18. The method of claim 17, wherein: (a) the serine at position 138 of SEQ ID NO: 1 is substituted with an alanine;(b) the serine at position 142 of SEQ ID NO: 1 is substituted with an alanine;(c) the serine at position 211 of SEQ ID NO: 1 is substituted with an alanine;(d) the serine at position 455 of SEQ ID NO: 1 is substituted with an alanine;(e) the serine at position 462 of SEQ ID NO: 1 is substituted with an aspartic acid;(f) the serine at position 463 of SEQ ID NO: 1 is substituted with an aspartic acid;(g) the serine at position 466 of SEQ ID NO: 1 is substituted with an aspartic acid;(h) the serine at position 467 of SEQ ID NO: 1 is substituted with an alanine; and/or(i) the serine at position 469 of SEQ ID NO: 1 is substituted with an aspartic acid.

19-26. (canceled)

27. The method of claim 1, wherein the subject is a human.

28. The method of claim 1, wherein the nucleic acid, the polypeptide, or a vector comprising the nucleic acid is administered by subretinal injection, intravitreal injection, or topical administration.
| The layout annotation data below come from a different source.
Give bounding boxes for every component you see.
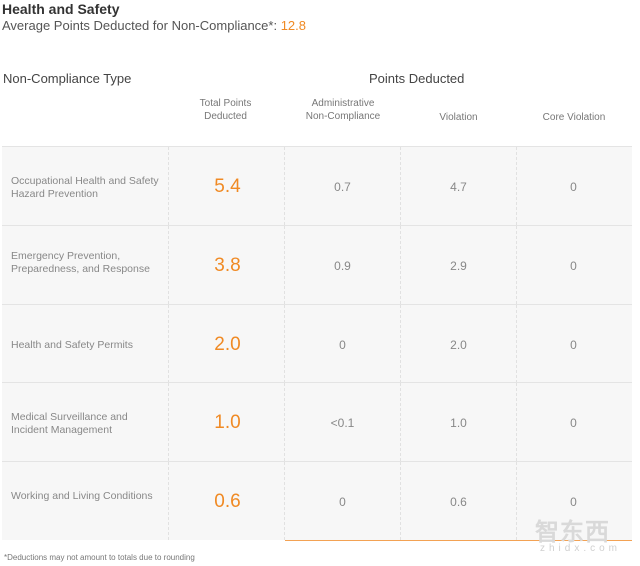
row-violation-points: 2.0 [450, 337, 467, 352]
row-total-points: 2.0 [214, 333, 241, 355]
row-core-points: 0 [570, 416, 577, 431]
row-administrative-points: <0.1 [330, 416, 355, 431]
row-type-name: Occupational Health and Safety Hazard Pr… [11, 175, 159, 200]
row-violation-points: 4.7 [450, 180, 467, 194]
section-title: Health and Safety [2, 1, 120, 17]
column-divider [168, 147, 169, 225]
column-divider [516, 383, 517, 462]
table-row: Occupational Health and Safety Hazard Pr… [2, 146, 632, 226]
column-header-violation: Violation [439, 112, 478, 123]
row-type-name: Working and Living Conditions [11, 490, 153, 503]
points-table: Occupational Health and Safety Hazard Pr… [2, 146, 632, 542]
row-total-points: 0.6 [214, 491, 241, 513]
column-divider [168, 225, 169, 304]
row-violation-points: 0.6 [450, 495, 467, 510]
column-divider [168, 304, 169, 383]
column-header-administrative: Administrative Non-Compliance [305, 98, 381, 122]
column-divider [516, 225, 517, 304]
row-total-points: 3.8 [214, 254, 241, 276]
column-divider [284, 462, 285, 541]
footnote: *Deductions may not amount to totals due… [4, 553, 195, 562]
average-points-value: 12.8 [280, 18, 306, 33]
row-total-points: 1.0 [214, 412, 241, 434]
column-divider [284, 383, 285, 462]
watermark-url: zhidx.com [540, 543, 622, 554]
column-divider [516, 462, 517, 541]
row-total-points: 5.4 [214, 176, 241, 197]
column-divider [284, 304, 285, 383]
column-header-core-violation: Core Violation [542, 112, 606, 123]
column-divider [400, 304, 401, 383]
row-core-points: 0 [570, 180, 577, 194]
row-administrative-points: 0 [339, 495, 346, 510]
column-divider [284, 225, 285, 304]
row-administrative-points: 0 [339, 337, 346, 352]
column-divider [400, 462, 401, 541]
column-divider [400, 225, 401, 304]
column-divider [168, 383, 169, 462]
row-violation-points: 1.0 [450, 416, 467, 431]
watermark-logo: 智东西 [535, 519, 610, 546]
row-type-name: Emergency Prevention, Preparedness, and … [11, 249, 150, 275]
table-row: Health and Safety Permits 2.0 0 2.0 0 [2, 303, 632, 384]
row-accent-underline [285, 540, 632, 542]
row-type-name: Health and Safety Permits [11, 338, 133, 351]
table-row: Emergency Prevention, Preparedness, and … [2, 224, 632, 305]
row-administrative-points: 0.7 [334, 180, 351, 194]
column-divider [168, 462, 169, 541]
row-administrative-points: 0.9 [334, 258, 351, 273]
row-core-points: 0 [570, 258, 577, 273]
average-points-subtitle: Average Points Deducted for Non-Complian… [2, 18, 306, 33]
column-header-total: Total Points Deducted [199, 98, 252, 122]
row-type-name: Medical Surveillance and Incident Manage… [11, 411, 128, 437]
points-deducted-header: Points Deducted [369, 71, 465, 86]
column-divider [400, 147, 401, 225]
row-core-points: 0 [570, 337, 577, 352]
table-row: Working and Living Conditions 0.6 0 0.6 0 [2, 461, 632, 542]
column-divider [284, 147, 285, 225]
non-compliance-type-header: Non-Compliance Type [3, 71, 132, 86]
column-divider [400, 383, 401, 462]
column-divider [516, 147, 517, 225]
table-row: Medical Surveillance and Incident Manage… [2, 382, 632, 463]
row-violation-points: 2.9 [450, 258, 467, 273]
column-divider [516, 304, 517, 383]
row-core-points: 0 [570, 495, 577, 510]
29. A polypeptide comprising the amino acid sequence of SEQ ID NO: 1, except that: (a) the serine at each one of positions 138, 142, and 211 of SEQ ID NO: 1 is respectively substituted with an alanine;(b) the serine at position 455 of SEQ ID NO: 1 is substituted with an alanine and, optionally, the serine at position 211 of SEQ ID NO: 1 is substituted with an alanine; or(c) the serine at each one of positions 462, 463, 466, and 469 of SEQ ID NO: 1 is respectively substituted with an aspartic acid and the serine at position 467 of SEQ ID NO: 1 is substituted with an alanine.

30-31. (canceled)

32. A nucleic acid encoding the polypeptide of claim 29 or a vector comprising the nucleic acid.

33. (canceled)

34. A pharmaceutical composition comprising (a) a pharmaceutically-acceptable carrier and (b) the polypeptide of claim 29, a nucleic acid encoding the polypeptide, or a vector comprising the nucleic acid.